Hal tersebut disampaikan Dedi Mulyadi di Gedung Pakuan, Selasa (2/6/2026). Ia mengungkapkan bahwa daya tampung TPA Sarimukti diperkirakan hanya mampu bertahan sekitar enam bulan ke depan jika tidak ada penanganan serius dari seluruh pihak.
“TPA Sarimukti sudah penuh enam bulan ke depan. Saya sudah siapkan alat pengelolaan berkapasitas 5 ton,” ujar Dedi.
Menurutnya, teknologi pengolahan sampah tersebut telah diuji coba di kawasan Gedung Sate dan menunjukkan hasil yang cukup baik. Sampah yang sebelumnya menjadi beban lingkungan kini dapat diubah menjadi bahan bakar alternatif pengganti batu bara.
“Uji coba sudah berhasil di Gedung Sate, mengubah sampah menjadi bahan bakar pengganti batu bara. Sederhananya briket,” tambahnya.
Sampah Akan Diolah Jadi Briket
Dedi menjelaskan, alat pengolah sampah itu bekerja dengan sistem pemadatan material sehingga menghasilkan briket yang dapat dimanfaatkan sebagai bahan bakar. Ia memastikan proses tersebut aman dan tidak menimbulkan pencemaran lingkungan karena tidak menggunakan metode pembakaran terbuka.

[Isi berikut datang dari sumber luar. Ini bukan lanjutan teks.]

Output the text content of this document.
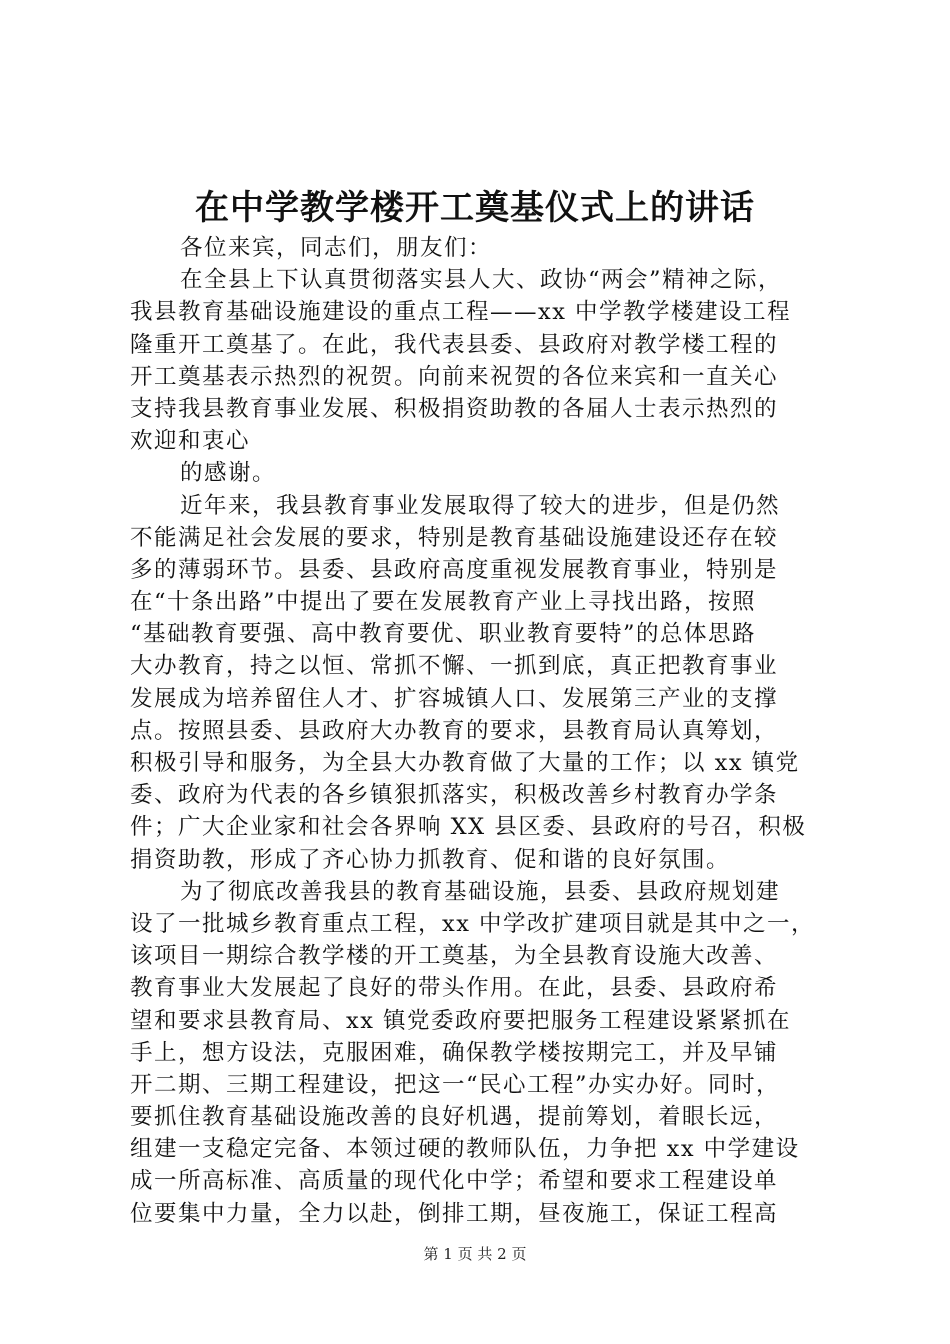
在中学教学楼开工奠基仪式上的讲话
各位来宾，同志们，朋友们：
在全县上下认真贯彻落实县人大、政协“两会”精神之际，
我县教育基础设施建设的重点工程——xx 中学教学楼建设工程
隆重开工奠基了。在此，我代表县委、县政府对教学楼工程的
开工奠基表示热烈的祝贺。向前来祝贺的各位来宾和一直关心
支持我县教育事业发展、积极捐资助教的各届人士表示热烈的
欢迎和衷心
的感谢。
近年来，我县教育事业发展取得了较大的进步，但是仍然
不能满足社会发展的要求，特别是教育基础设施建设还存在较
多的薄弱环节。县委、县政府高度重视发展教育事业，特别是
在“十条出路”中提出了要在发展教育产业上寻找出路，按照
“基础教育要强、高中教育要优、职业教育要特”的总体思路
大办教育，持之以恒、常抓不懈、一抓到底，真正把教育事业
发展成为培养留住人才、扩容城镇人口、发展第三产业的支撑
点。按照县委、县政府大办教育的要求，县教育局认真筹划，
积极引导和服务，为全县大办教育做了大量的工作；以 xx 镇党
委、政府为代表的各乡镇狠抓落实，积极改善乡村教育办学条
件；广大企业家和社会各界响 XX 县区委、县政府的号召，积极
捐资助教，形成了齐心协力抓教育、促和谐的良好氛围。
为了彻底改善我县的教育基础设施，县委、县政府规划建
设了一批城乡教育重点工程，xx 中学改扩建项目就是其中之一，
该项目一期综合教学楼的开工奠基，为全县教育设施大改善、
教育事业大发展起了良好的带头作用。在此，县委、县政府希
望和要求县教育局、xx 镇党委政府要把服务工程建设紧紧抓在
手上，想方设法，克服困难，确保教学楼按期完工，并及早铺
开二期、三期工程建设，把这一“民心工程”办实办好。同时，
要抓住教育基础设施改善的良好机遇，提前筹划，着眼长远，
组建一支稳定完备、本领过硬的教师队伍，力争把 xx 中学建设
成一所高标准、高质量的现代化中学；希望和要求工程建设单
位要集中力量，全力以赴，倒排工期，昼夜施工，保证工程高
第 1 页 共 2 页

Menurut Dedi, inovasi pengolahan sampah menjadi briket ini akan menjadi salah satu solusi jangka panjang untuk mengurangi ketergantungan terhadap TPA. Selain membantu mengatasi persoalan sampah, hasil olahan tersebut juga memiliki nilai ekonomis.
“Enggak ada masalah. Kan briket, bukan dibakar,” katanya menegaskan.

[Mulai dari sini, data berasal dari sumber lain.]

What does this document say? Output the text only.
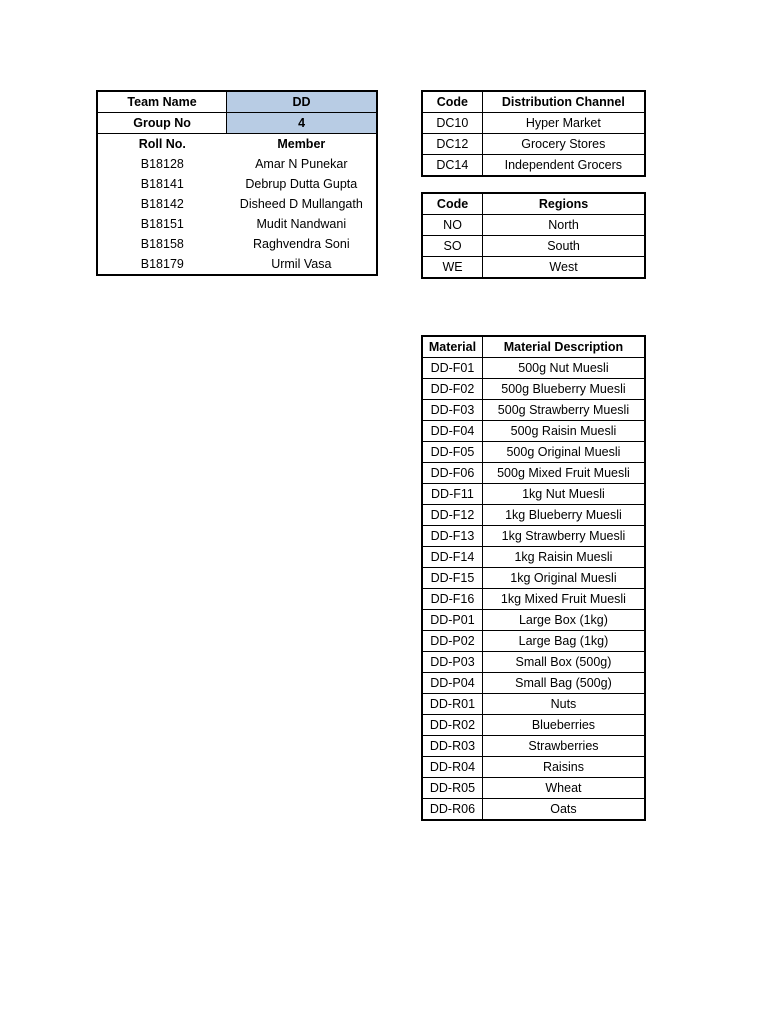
Team Name	DD
Group No	4
Roll No.	Member
B18128	Amar N Punekar
B18141	Debrup Dutta Gupta
B18142	Disheed D Mullangath
B18151	Mudit Nandwani
B18158	Raghvendra Soni
B18179	Urmil Vasa
Code	Distribution Channel
DC10	Hyper Market
DC12	Grocery Stores
DC14	Independent Grocers
Code	Regions
NO	North
SO	South
WE	West
Material	Material Description
DD-F01	500g Nut Muesli
DD-F02	500g Blueberry Muesli
DD-F03	500g Strawberry Muesli
DD-F04	500g Raisin Muesli
DD-F05	500g Original Muesli
DD-F06	500g Mixed Fruit Muesli
DD-F11	1kg Nut Muesli
DD-F12	1kg Blueberry Muesli
DD-F13	1kg Strawberry Muesli
DD-F14	1kg Raisin Muesli
DD-F15	1kg Original Muesli
DD-F16	1kg Mixed Fruit Muesli
DD-P01	Large Box (1kg)
DD-P02	Large Bag (1kg)
DD-P03	Small Box (500g)
DD-P04	Small Bag (500g)
DD-R01	Nuts
DD-R02	Blueberries
DD-R03	Strawberries
DD-R04	Raisins
DD-R05	Wheat
DD-R06	Oats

Ia juga berencana mereplikasi penggunaan mesin pengolah sampah itu ke seluruh kelurahan, khususnya di Kota Bandung yang saat ini menghadapi persoalan volume sampah cukup tinggi setiap harinya.
Pemprov dan Pemkot Bandung Bahas Pembiayaan
Untuk merealisasikan program tersebut, Dedi mengaku akan segera berkoordinasi dengan Wali Kota Bandung, Muhammad Farhan, terkait skema pembiayaan pengadaan alat pengolah sampah.

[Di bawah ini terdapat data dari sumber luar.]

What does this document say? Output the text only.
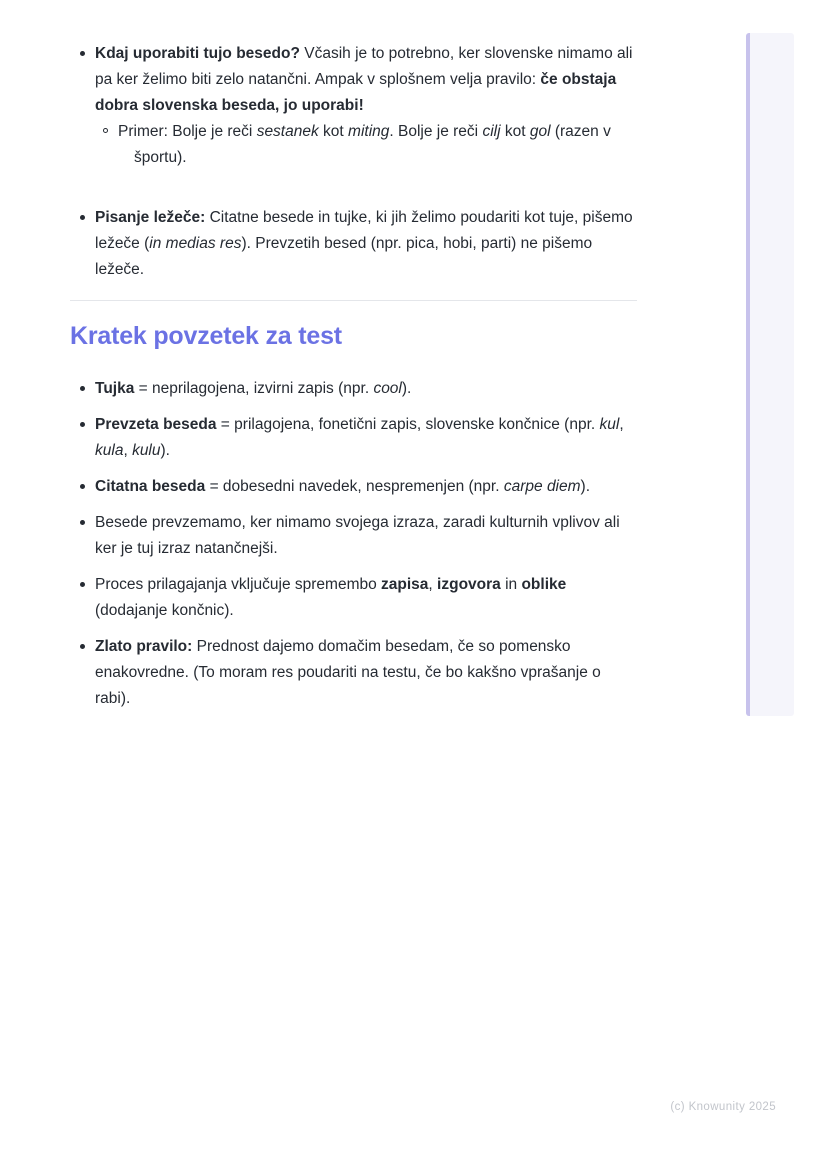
Kdaj uporabiti tujo besedo? Včasih je to potrebno, ker slovenske nimamo ali pa ker želimo biti zelo natančni. Ampak v splošnem velja pravilo: če obstaja dobra slovenska beseda, jo uporabi!
Primer: Bolje je reči sestanek kot miting. Bolje je reči cilj kot gol (razen v športu).
Pisanje ležeče: Citatne besede in tujke, ki jih želimo poudariti kot tuje, pišemo ležeče (in medias res). Prevzetih besed (npr. pica, hobi, parti) ne pišemo ležeče.
Kratek povzetek za test
Tujka = neprilagojena, izvirni zapis (npr. cool).
Prevzeta beseda = prilagojena, fonetični zapis, slovenske končnice (npr. kul, kula, kulu).
Citatna beseda = dobesedni navedek, nespremenjen (npr. carpe diem).
Besede prevzemamo, ker nimamo svojega izraza, zaradi kulturnih vplivov ali ker je tuj izraz natančnejši.
Proces prilagajanja vključuje spremembo zapisa, izgovora in oblike (dodajanje končnic).
Zlato pravilo: Prednost dajemo domačim besedam, če so pomensko enakovredne. (To moram res poudariti na testu, če bo kakšno vprašanje o rabi).
(c) Knowunity 2025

Menurutnya, Pemerintah Provinsi Jawa Barat tidak memungkinkan jika harus menanggung seluruh biaya pengadaan alat melalui APBD provinsi. Karena itu, diperlukan kerja sama antara pemerintah provinsi dan pemerintah kota.
“Nanti kami terapkan di seluruh kelurahan. Saya akan ajak Wali Kota untuk pembiayaannya. Provinsi tidak mungkin menanggung semuanya,” jelasnya.
Dedi berharap pengolahan sampah berbasis wilayah dapat menjadi solusi efektif untuk mengurangi penumpukan sampah sekaligus memperpanjang usia operasional TPA Sarimukti.
Belum Ingin Tetapkan Status Darurat Sampah
Meski kondisi TPA Sarimukti semakin terbatas, Dedi Mulyadi mengaku belum ingin gegabah menyetujui usulan status darurat sampah di Kota Bandung. Ia memilih melakukan evaluasi secara objektif terlebih dahulu sebelum mengambil keputusan resmi.
Menurutnya, penetapan status darurat harus dipertimbangkan secara matang agar tidak memicu kepanikan di tengah masyarakat.
“Kami lihat dulu, jangan buru-buru agar tidak membuat panik masyarakat. Bukan status darurat, tapi penanganan kedaruratan agar tidak ada penumpukan sampah,” tuturnya.
Pernyataan tersebut sekaligus menegaskan bahwa Pemprov Jawa Barat saat ini lebih mengedepankan langkah teknis dan solusi nyata dalam menangani persoalan sampah dibanding sekadar penetapan status administratif.